‘Autumn Bouquets for Everybody’

Intimate personal letters can provide unmatched insight into the inner workings of their author's mind. The letters of noted Northwest painter Morris Graves (1910–2001) show a complex character pulled by competing, sometimes-contradictory impulses. While he desired an active social life, for example, he also sought out and enjoyed his solitary time, especially in nature, as is clear in the letters excerpted here from Morris Graves: Selected Letters (University of Washington Press, 2013) edited by Vicki Halper, formerly the modern art curator at the Seattle Art Museum, and Lawrence Fong '72, past curator of American and regional art at the UO's Jordan Schnitzer Museum of Art. With the extensive holdings of artwork by Graves at the JSMA and many of the artist's 40 cartons of letters now preserved in Knight Library's Special Collections and University Archives, the UO has become a center for Morris Graves studies.

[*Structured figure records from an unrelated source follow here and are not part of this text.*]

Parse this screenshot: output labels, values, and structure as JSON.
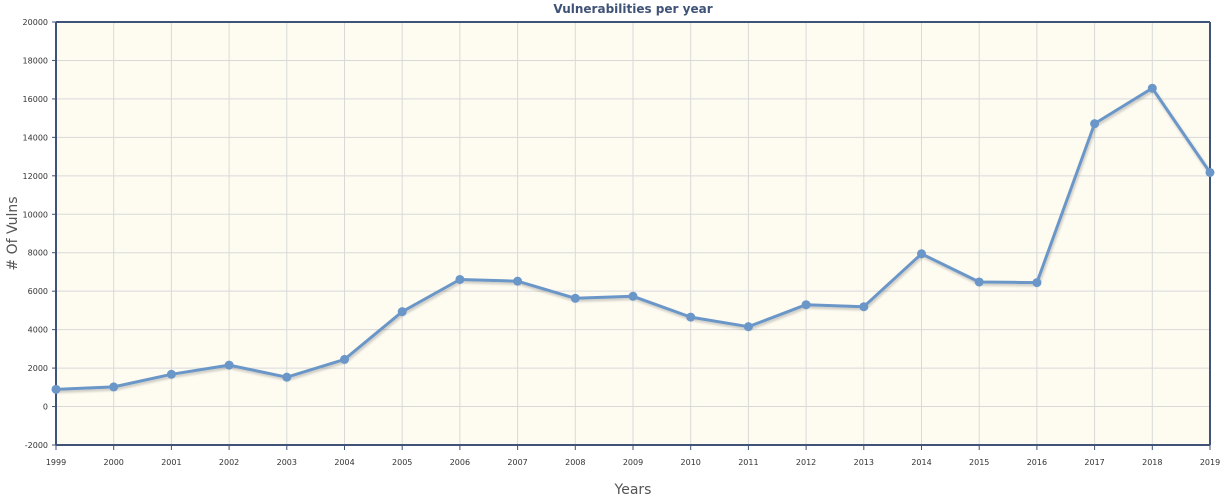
{
  "chart_data": {
    "type": "line",
    "title": "Vulnerabilities per year",
    "xlabel": "Years",
    "ylabel": "# Of Vulns",
    "x": [
      "1999",
      "2000",
      "2001",
      "2002",
      "2003",
      "2004",
      "2005",
      "2006",
      "2007",
      "2008",
      "2009",
      "2010",
      "2011",
      "2012",
      "2013",
      "2014",
      "2015",
      "2016",
      "2017",
      "2018",
      "2019"
    ],
    "series": [
      {
        "values": [
          894,
          1020,
          1677,
          2156,
          1527,
          2451,
          4935,
          6610,
          6520,
          5632,
          5736,
          4652,
          4155,
          5297,
          5191,
          7946,
          6480,
          6447,
          14714,
          16557,
          12174
        ]
      }
    ],
    "ylim": [
      -2000,
      20000
    ],
    "yticks": [
      -2000,
      0,
      2000,
      4000,
      6000,
      8000,
      10000,
      12000,
      14000,
      16000,
      18000,
      20000
    ],
    "grid": true,
    "legend": "none",
    "colors": {
      "line": "#6b96c8",
      "marker": "#6b96c8",
      "plot_background": "#fefcf1",
      "grid": "#d9d9d9",
      "axis": "#3f5277",
      "title": "#3f5277"
    }
  }
}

Flowers in Pitcher, late 1940s-early 1950s, watercolor and colored chalk on paper. Photograph courtesy Jordan Schnitzer Museum of Art Morris Graves to his mother, Helen Graves
Eureka, California, October 11, 1965

This Monday morning is such a glamorous sunshine day (after several overcast days) that I'm in a hurry to get back out to The Lake [the artist's home in the redwood forest near Eureka, California]. I've decided not to work out there today but just explore parts of the forest I've not yet taken time to explore. I did this for a couple of hours one day last week and discovered such beautiful great one-hundred-year-old mature white firs (my favorite of all forest trees) that on my way back to the cabin I got to wondering if I could ever make a path to them (instead of a trail)—a path that it might [be] possible to push you along in a wheelchair so you could see them. Something about these great old mature giant trees makes my heart go out to them. I love them more than my fellow man. Or so I feel sometimes. They stand in the forest with such serenity and character, their lives so resolved—so all-of-a-piece—and the forest is so deep and in places almost impenetrable that many of these great trees have never been seen by man. This gives them some deep quietude of their own, and, although you may think I'm waxing a bit emotional in this letter, I lean with my arms outstretched against these great trees when I discover them and my heart floods with tears of love for them. I am far from what's called a "naturalist" (or what's called a "bird-watcher") but I'm not far from what's called a "solitary." I love to be alone in nature where no one has ever been and where there's not a chance that someone is going to be.

 

Six Bottles, Three Flowers, ca. 1950. Photograph courtesy Jordan Schnitzer Museum of Art Morris Graves to his brother, Wallace Graves
La Conner, Washington, undated

Dear Wallace,

I am at La Conner alone for a few days' rest. . . .

East of town a mile or so . . . and on a wooded "pleasant ridge" in the cemetery and . . . a few times I have been there during the years to see the lichened markers—and think those thoughts that marvel at the names and dates (1880). Seems old and bleak—but more—those thoughts more full of poignant sadness than an 1880 plush family photo album—more full of sadness that's like sudden sharp despair and grief. . . .

It occurred to me while marveling at the whole sight of this little cemetery that I'd make autumn bouquets of wildflowers for everybody there—the roadside rows of weedy Michaelmas daisy and late clover and lupin, etc., would make sweet little nosegay-like bouquets. So I decided to do this and, rain or shine, return with them today. In my feelings and thoughts about this plan, I somewhat fancied for myself to move at a rhythmical pace—not even slightly meditative—as I, careless of names or bramble-lost graves—or recent flower decorations left by families—moved from one to the next to the next to the next, impartially placing an equal bouquet in an equal unpausing rhythm—like a dance, a dance leaning from left to right across a stage. . . .

I drove to the cemetery, parked at the gate, lifted out the box and immediately announced, calling aloud—and quite aloud—"Autumn bouquets for everybody!" (Oh lonely.) (Like a lone dance.) I placed one and then the next and then the next, saying, "Flowers for you—and for you—and for you—and for you—rest, sweet souls—rest, rest, dear souls—I love you—it is late summer—it is autumn—the sun shines, the air breathes—you have autumn crows and now also this little new bouquet—you are clothed over with a sheet of ivy—you with a sheet of stone—you with a fallen iron fence—you with dry grass—you with dry lawn, you with brambles, you with a fallen marker—this little bouquet for you—and this one for you—for you, dear—are you a child?—are you a boy?—are you a man?—were you young?— were you old?—were you lonely and caught in the drift of this life too?—did you love the wind? and this autumn sun?"

I felt marvelously glad that I had done it. I felt sad too. I felt kind of charmed by this sadness, and so I held the pause—the rhythm was over.